これがインターネット全盛時代の幕開けを象徴するWindows 95のスタート画面! 発売時は各地で行列ができた
 今や当たり前に、モバイルPCもあればネットカフェもあり、携帯電話からもネットの世界へアクセスできるようになった。だが、考えてほしい。たったひとまわり前の寅年(1998年)のころを振り返ってみれば、ネット界はまだまだ始まったばかりだったのだ。

 1995年にWindows 95が登場し、インターネットという言葉が一般に広まった。1997年に1000万人を突破したネット人口はその後爆発的に増え、2008年には9000万人を超えた。

 このころは家で電話回線を使ってパソコンをインターネットにつなぐという時代。何せ電話回線なので、つないでいる分だけ課金される。フォーラム(複数の人と会話をする場)では、なるべく早く書き終えようと、キーボードを打つ手はものすごく鍛えられた。ウェブサイトを見る場合は、接続時間を減らそうとし、ページが表示されるや否やすぐにテキストをコピペする、ページそのものを画像保存してしまうなど、電話料金節約のため、涙ぐましい努力をしていたのだ。

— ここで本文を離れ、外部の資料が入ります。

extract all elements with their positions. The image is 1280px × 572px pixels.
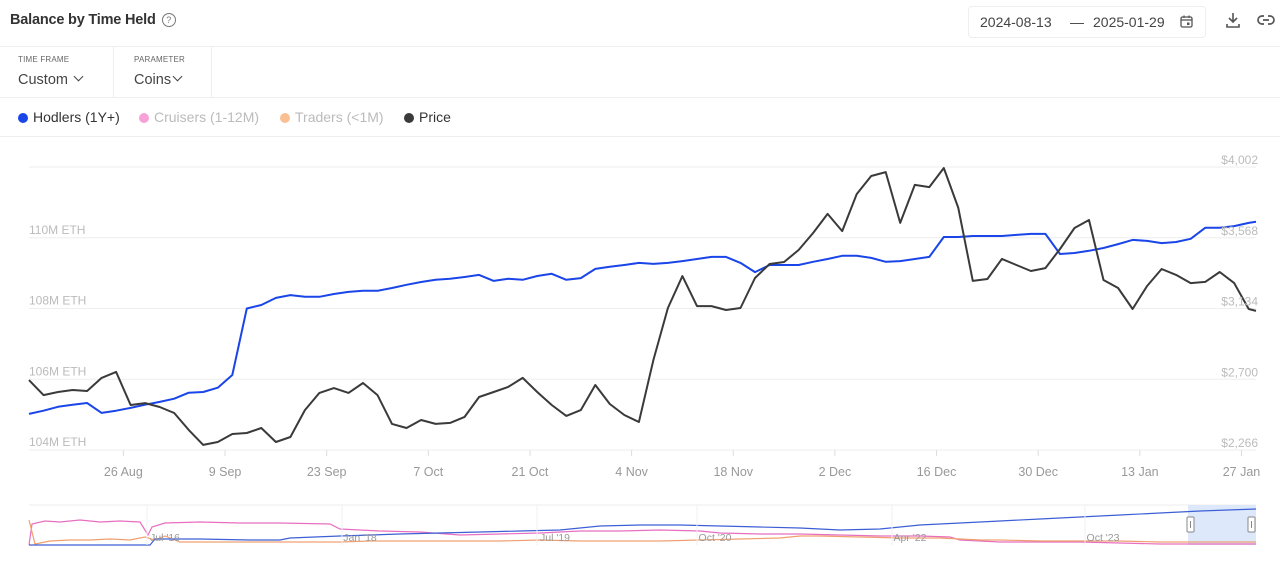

 だから「テレホーダイ」という23時から翌朝8時限定の接続し放題のサービスをネット大好き人間はこぞって契約し、23時になるや否や、ネットに接続したのだった。そして、64kbpsの「高速」を誇るISDNでネットに接続していた人々は羨望の眼差しで見られていた。

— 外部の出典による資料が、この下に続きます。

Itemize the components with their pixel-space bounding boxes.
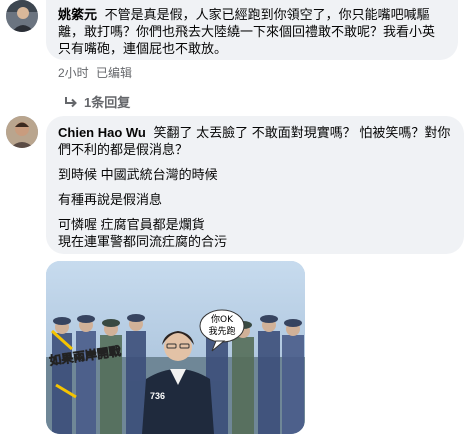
comment-author[interactable]: Chien Hao Wu <box>58 125 146 140</box>
comment-paragraph: 可憐喔 疘腐官員都是爛貨 現在連軍警都同流疘腐的合污 <box>58 217 228 249</box>
comment-timestamp[interactable]: 2小时 <box>58 66 89 80</box>
reply-arrow-icon <box>65 96 77 107</box>
edited-label: 已编辑 <box>96 66 133 80</box>
avatar-photo <box>6 0 38 32</box>
commenter-avatar[interactable] <box>6 116 38 148</box>
meme-photo: 736 你OK 我先跑 如果兩岸開戰 <box>46 261 305 434</box>
comment-bubble: Chien Hao Wu 笑翻了 太丟臉了 不敢面對現實嗎？ 怕被笑嗎？對你們不… <box>46 116 464 254</box>
comment-paragraph: 到時候 中國武統台灣的時候 <box>58 167 218 182</box>
commenter-avatar[interactable] <box>6 0 38 32</box>
replies-count: 1条回复 <box>84 95 131 110</box>
comment-paragraph: 有種再說是假消息 <box>58 192 163 207</box>
view-replies-link[interactable]: 1条回复 <box>64 92 130 111</box>
speech-bubble-line-2: 我先跑 <box>208 325 235 337</box>
avatar-photo <box>6 116 38 148</box>
speech-bubble-line-1: 你OK <box>211 313 234 325</box>
comment-bubble: 姚綮元 不管是真是假，人家已經跑到你領空了，你只能嘴吧喊驅離，敢打嗎？你們也飛去… <box>46 0 458 60</box>
comment-text: 不管是真是假，人家已經跑到你領空了，你只能嘴吧喊驅離，敢打嗎？你們也飛去大陸繞一… <box>58 7 436 56</box>
comment-attachment-image[interactable]: 736 你OK 我先跑 如果兩岸開戰 <box>46 261 305 434</box>
comment-meta: 2小时 已编辑 <box>58 64 132 81</box>
jacket-text: 736 <box>150 391 165 401</box>
comment-author[interactable]: 姚綮元 <box>58 7 97 22</box>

 というのも、彼らはエロサイトを快適に(今のレベルとは全然比較にならないが…)見ることができたからだ! それまでは「コンビニでね、少年ジャンプと週刊文春の間にエロ本を挟んで買うんだ、ウヒヒ」「多摩川の日野橋の下にはエロ本がよく落ちているんだよ。今度一緒に取りに行こうね」などと大変な努力をしてエロ本をゲットしていた人からすると、インターネットはエロの獲得場所を「橋の下」や「草むら」から「自宅」へ移すことを可能にした、まさに男の夢を叶える画期的なツールだったのである。
 当時エロ画像は海外のものが中心だったが、裸の女性の画像が上から少しずつダウンロードされてくるのをどきどきと待ち、結局100%ダウンロードされる前にフリーズすることも頻繁にあった。

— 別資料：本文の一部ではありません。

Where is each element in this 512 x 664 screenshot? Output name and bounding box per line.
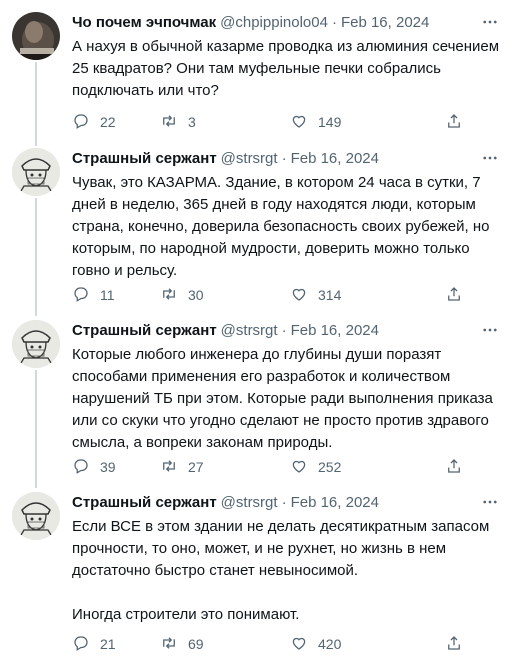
more-icon[interactable] bbox=[480, 320, 500, 340]
separator-dot: · bbox=[331, 13, 337, 31]
reply-count: 11 bbox=[100, 287, 115, 303]
display-name[interactable]: Чо почем эчпочмак bbox=[72, 14, 216, 31]
reply-button[interactable]: 22 bbox=[72, 112, 160, 133]
tweet-text: Чувак, это КАЗАРМА. Здание, в котором 24… bbox=[72, 174, 494, 279]
more-icon[interactable] bbox=[480, 148, 500, 168]
retweet-icon bbox=[160, 634, 178, 655]
more-icon[interactable] bbox=[480, 12, 500, 32]
like-button[interactable]: 420 bbox=[290, 634, 445, 655]
avatar-photo bbox=[12, 12, 60, 60]
share-button[interactable] bbox=[445, 285, 463, 306]
reply-count: 22 bbox=[100, 114, 116, 130]
tweet-header: Страшный сержант @strsrgt · Feb 16, 2024 bbox=[72, 492, 500, 512]
reply-count: 39 bbox=[100, 459, 116, 475]
tweet[interactable]: Чо почем эчпочмак @chpippinolo04 · Feb 1… bbox=[0, 12, 512, 136]
tweet-date[interactable]: Feb 16, 2024 bbox=[291, 150, 379, 167]
avatar-sketch bbox=[12, 492, 60, 540]
tweet-thread: Чо почем эчпочмак @chpippinolo04 · Feb 1… bbox=[0, 0, 512, 664]
retweet-count: 3 bbox=[188, 114, 196, 130]
reply-icon bbox=[72, 634, 90, 655]
share-button[interactable] bbox=[445, 112, 463, 133]
avatar[interactable] bbox=[12, 148, 60, 196]
reply-button[interactable]: 11 bbox=[72, 285, 160, 306]
like-icon bbox=[290, 457, 308, 478]
more-icon[interactable] bbox=[480, 492, 500, 512]
retweet-icon bbox=[160, 457, 178, 478]
like-icon bbox=[290, 285, 308, 306]
retweet-button[interactable]: 3 bbox=[160, 112, 290, 133]
like-count: 149 bbox=[318, 114, 342, 130]
retweet-icon bbox=[160, 112, 178, 133]
tweet-text: Которые любого инженера до глубины души … bbox=[72, 346, 498, 451]
retweet-button[interactable]: 30 bbox=[160, 285, 290, 306]
like-icon bbox=[290, 634, 308, 655]
separator-dot: · bbox=[281, 149, 287, 167]
reply-button[interactable]: 21 bbox=[72, 634, 160, 655]
tweet-date[interactable]: Feb 16, 2024 bbox=[341, 14, 429, 31]
retweet-button[interactable]: 27 bbox=[160, 457, 290, 478]
retweet-icon bbox=[160, 285, 178, 306]
like-button[interactable]: 314 bbox=[290, 285, 445, 306]
like-count: 252 bbox=[318, 459, 342, 475]
share-icon bbox=[445, 112, 463, 133]
avatar[interactable] bbox=[12, 320, 60, 368]
display-name[interactable]: Страшный сержант bbox=[72, 150, 217, 167]
avatar[interactable] bbox=[12, 492, 60, 540]
tweet-header: Чо почем эчпочмак @chpippinolo04 · Feb 1… bbox=[72, 12, 500, 32]
like-count: 420 bbox=[318, 636, 342, 652]
share-icon bbox=[445, 285, 463, 306]
retweet-count: 27 bbox=[188, 459, 204, 475]
avatar-sketch bbox=[12, 320, 60, 368]
tweet-date[interactable]: Feb 16, 2024 bbox=[291, 494, 379, 511]
separator-dot: · bbox=[281, 493, 287, 511]
tweet-header: Страшный сержант @strsrgt · Feb 16, 2024 bbox=[72, 148, 500, 168]
share-button[interactable] bbox=[445, 634, 463, 655]
tweet-text: А нахуя в обычной казарме проводка из ал… bbox=[72, 38, 504, 99]
user-handle[interactable]: @strsrgt bbox=[221, 322, 278, 339]
reply-icon bbox=[72, 112, 90, 133]
reply-icon bbox=[72, 285, 90, 306]
tweet[interactable]: Страшный сержант @strsrgt · Feb 16, 2024… bbox=[0, 148, 512, 308]
tweet-header: Страшный сержант @strsrgt · Feb 16, 2024 bbox=[72, 320, 500, 340]
display-name[interactable]: Страшный сержант bbox=[72, 494, 217, 511]
like-icon bbox=[290, 112, 308, 133]
retweet-count: 30 bbox=[188, 287, 204, 303]
like-button[interactable]: 149 bbox=[290, 112, 445, 133]
separator-dot: · bbox=[281, 321, 287, 339]
tweet-actions: 11 30 314 bbox=[72, 285, 500, 305]
retweet-count: 69 bbox=[188, 636, 204, 652]
tweet-text: Если ВСЕ в этом здании не делать десятик… bbox=[72, 518, 490, 623]
share-icon bbox=[445, 457, 463, 478]
tweet[interactable]: Страшный сержант @strsrgt · Feb 16, 2024… bbox=[0, 492, 512, 657]
tweet-actions: 22 3 149 bbox=[72, 112, 500, 132]
retweet-button[interactable]: 69 bbox=[160, 634, 290, 655]
reply-button[interactable]: 39 bbox=[72, 457, 160, 478]
display-name[interactable]: Страшный сержант bbox=[72, 322, 217, 339]
avatar[interactable] bbox=[12, 12, 60, 60]
reply-count: 21 bbox=[100, 636, 116, 652]
user-handle[interactable]: @strsrgt bbox=[221, 494, 278, 511]
share-icon bbox=[445, 634, 463, 655]
user-handle[interactable]: @chpippinolo04 bbox=[220, 14, 328, 31]
tweet-actions: 21 69 420 bbox=[72, 634, 500, 654]
user-handle[interactable]: @strsrgt bbox=[221, 150, 278, 167]
share-button[interactable] bbox=[445, 457, 463, 478]
avatar-sketch bbox=[12, 148, 60, 196]
tweet[interactable]: Страшный сержант @strsrgt · Feb 16, 2024… bbox=[0, 320, 512, 480]
like-count: 314 bbox=[318, 287, 342, 303]
like-button[interactable]: 252 bbox=[290, 457, 445, 478]
tweet-actions: 39 27 252 bbox=[72, 457, 500, 477]
reply-icon bbox=[72, 457, 90, 478]
tweet-date[interactable]: Feb 16, 2024 bbox=[291, 322, 379, 339]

 かくして時代は流れ、ISDNからブロードバンドへ。今やネットでエロ情報はいくらでも高速回線を経由してGETできる。情報どころか、相手とネットで「話す」こともできるし、エロサイトだって静止画像ではない、動画である!

 2010年の今、何時間つないでいても定額制。かつてのようなお金の心配はほとんどなくなった。またその昔、テキストだけの文章に味気なさを感じ、なんとかしてもっとことばのうるおいを伝えたい--そんな思いを抱いたネット住民たちの思いが顔文字となり、また「w」や、「キターーー!」(何かが出現・登場・発生した際の驚き・期待等を強調するときに使用)、「禿同」(激しく同意するの意味)などネット特有の表現を発展させてきたが、今やバラエティ豊かな絵文字を使うことで自分の表現したいイメージをより伝えやすくなってきた。そしてブログ、SNS、プロフ、アバター、ネットゲーム、ニコニコ動画、2008年からはTwitterも展開されるなど、どんどん「自分の“リアル”をリアルタイムに発信する」ツールが拡充されてきている。

 何より現在はネットワークの存在がリアルな活動のすぐそばにある時代。「炎上」や「中傷」などのネット発のネガティブな話題が出たかと思えば、「地震の被災地にカイロを送ろう!」といった心温まる話も珍しくない。そんなネット住民たちの動向からは、今年もますます目が離せない。

 web R25ネット事件簿、ネットの住人たちが盛り上がっていることを、今年もお伝えしていきます。改めまして、本年もどうぞよろしくお願いいたします。